There’s no question that my time as a journalist — and my time as an embedded reporter — helped me in business. Behind every good journalist I think there has to be a significant degree of empathy; it’s what makes you pursue the story and look for the new angle, driven by a real care for what makes people tick.
The empathy gene.
That ‘empathy gene’ really matters in my relationship with my clients, and my colleagues. When I was in Iraq, I was dropped into a battalion of soldiers that didn’t know me, and had good reason to be skeptical of a journalist who was firing away quite personal questions about their decisions to sign up, life in the army, their biggest hopes and dreams. I’m a big believer that human beings can feel the intent behind questions. If they believe there’s a degree of altruism, as well as actual, genuine care about the answer behind it, they’ll tell you everything about themselves.

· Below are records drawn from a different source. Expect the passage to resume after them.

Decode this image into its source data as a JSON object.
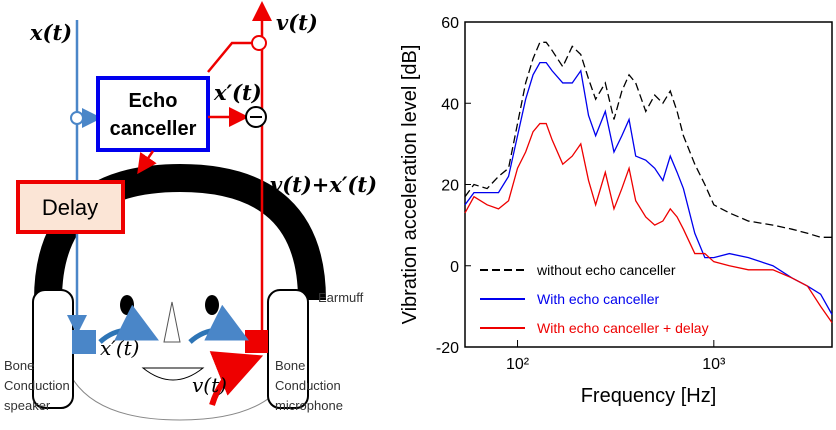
{
  "diagram": {
    "x_t": "x(t)",
    "v_t_top": "v(t)",
    "x_prime_top": "x′(t)",
    "sum": "v(t)+x′(t)",
    "echo_canceller": [
      "Echo",
      "canceller"
    ],
    "delay": "Delay",
    "earmuff": "Earmuff",
    "x_prime_face": "x′(t)",
    "v_t_face": "v(t)",
    "speaker": [
      "Bone",
      "Conduction",
      "speaker"
    ],
    "microphone": [
      "Bone",
      "Conduction",
      "microphone"
    ]
  },
  "chart_data": {
    "type": "line",
    "xlabel": "Frequency [Hz]",
    "ylabel": "Vibration acceleration level [dB]",
    "log_x": true,
    "xlim": [
      54,
      4000
    ],
    "ylim": [
      -20,
      60
    ],
    "xticks": [
      {
        "value": 100,
        "label": "10²"
      },
      {
        "value": 1000,
        "label": "10³"
      }
    ],
    "yticks": [
      -20,
      0,
      20,
      40,
      60
    ],
    "x": [
      54,
      60,
      70,
      80,
      90,
      100,
      110,
      120,
      130,
      140,
      150,
      170,
      190,
      210,
      230,
      250,
      280,
      310,
      340,
      370,
      400,
      450,
      500,
      550,
      600,
      650,
      700,
      800,
      900,
      1000,
      1200,
      1500,
      2000,
      2500,
      3000,
      3500,
      4000
    ],
    "series": [
      {
        "name": "without echo canceller",
        "color": "#000000",
        "dashed": true,
        "values": [
          17,
          20,
          19,
          22,
          24,
          35,
          45,
          51,
          55,
          55,
          53,
          49,
          54,
          52,
          46,
          41,
          45,
          36,
          43,
          47,
          45,
          38,
          42,
          40,
          43,
          38,
          32,
          25,
          20,
          15,
          13,
          11,
          10,
          9,
          8,
          7,
          7
        ]
      },
      {
        "name": "With echo canceller",
        "color": "#0000ee",
        "dashed": false,
        "values": [
          15,
          18,
          18,
          18,
          22,
          32,
          41,
          47,
          50,
          50,
          48,
          45,
          45,
          48,
          37,
          32,
          38,
          28,
          32,
          36,
          27,
          26,
          24,
          21,
          27,
          23,
          19,
          8,
          2,
          2,
          3,
          2,
          0,
          -3,
          -5,
          -7,
          -12
        ]
      },
      {
        "name": "With echo canceller + delay",
        "color": "#ee0000",
        "dashed": false,
        "values": [
          13,
          17,
          15,
          14,
          16,
          24,
          28,
          33,
          35,
          35,
          31,
          25,
          27,
          30,
          21,
          15,
          23,
          14,
          19,
          24,
          16,
          12,
          10,
          11,
          14,
          12,
          9,
          3,
          3,
          1,
          0,
          -1,
          -1,
          -3,
          -5,
          -10,
          -14
        ]
      }
    ]
  }
}
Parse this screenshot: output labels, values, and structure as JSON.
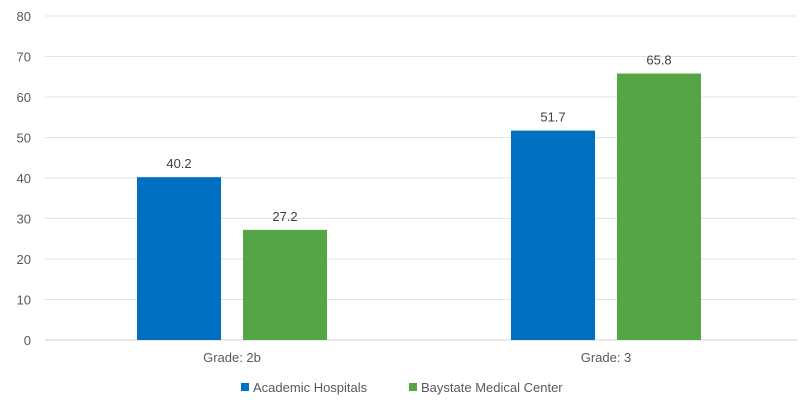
{
  "chart_data": {
    "type": "bar",
    "categories": [
      "Grade: 2b",
      "Grade: 3"
    ],
    "series": [
      {
        "name": "Academic Hospitals",
        "values": [
          40.2,
          51.7
        ],
        "color": "#0070C0"
      },
      {
        "name": "Baystate Medical Center",
        "values": [
          27.2,
          65.8
        ],
        "color": "#56A545"
      }
    ],
    "data_labels": [
      [
        "40.2",
        "51.7"
      ],
      [
        "27.2",
        "65.8"
      ]
    ],
    "yticks": [
      "0",
      "10",
      "20",
      "30",
      "40",
      "50",
      "60",
      "70",
      "80"
    ],
    "ylim": [
      0,
      80
    ],
    "grid": true,
    "legend": "bottom",
    "title": "",
    "xlabel": "",
    "ylabel": ""
  }
}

I try to remind myself that empathy isn’t about agreement; it’s about walking a mile in someone else’s shoes, and trying to feel what they feel.
There’s no question that my time as a journalist — and my time as an embedded reporter — helped me in business.
Empathy is what builds trust in any relationship. Work is no different. You also have to be able to give up something of yourself that’s honest, and not superficial, to get something in return. I think too often managers see that sharing of information as a one way street. And that attitude comes at the expense of trusting, enduring relationships with your colleagues, and creating in them a desire to go the extra mile for your business.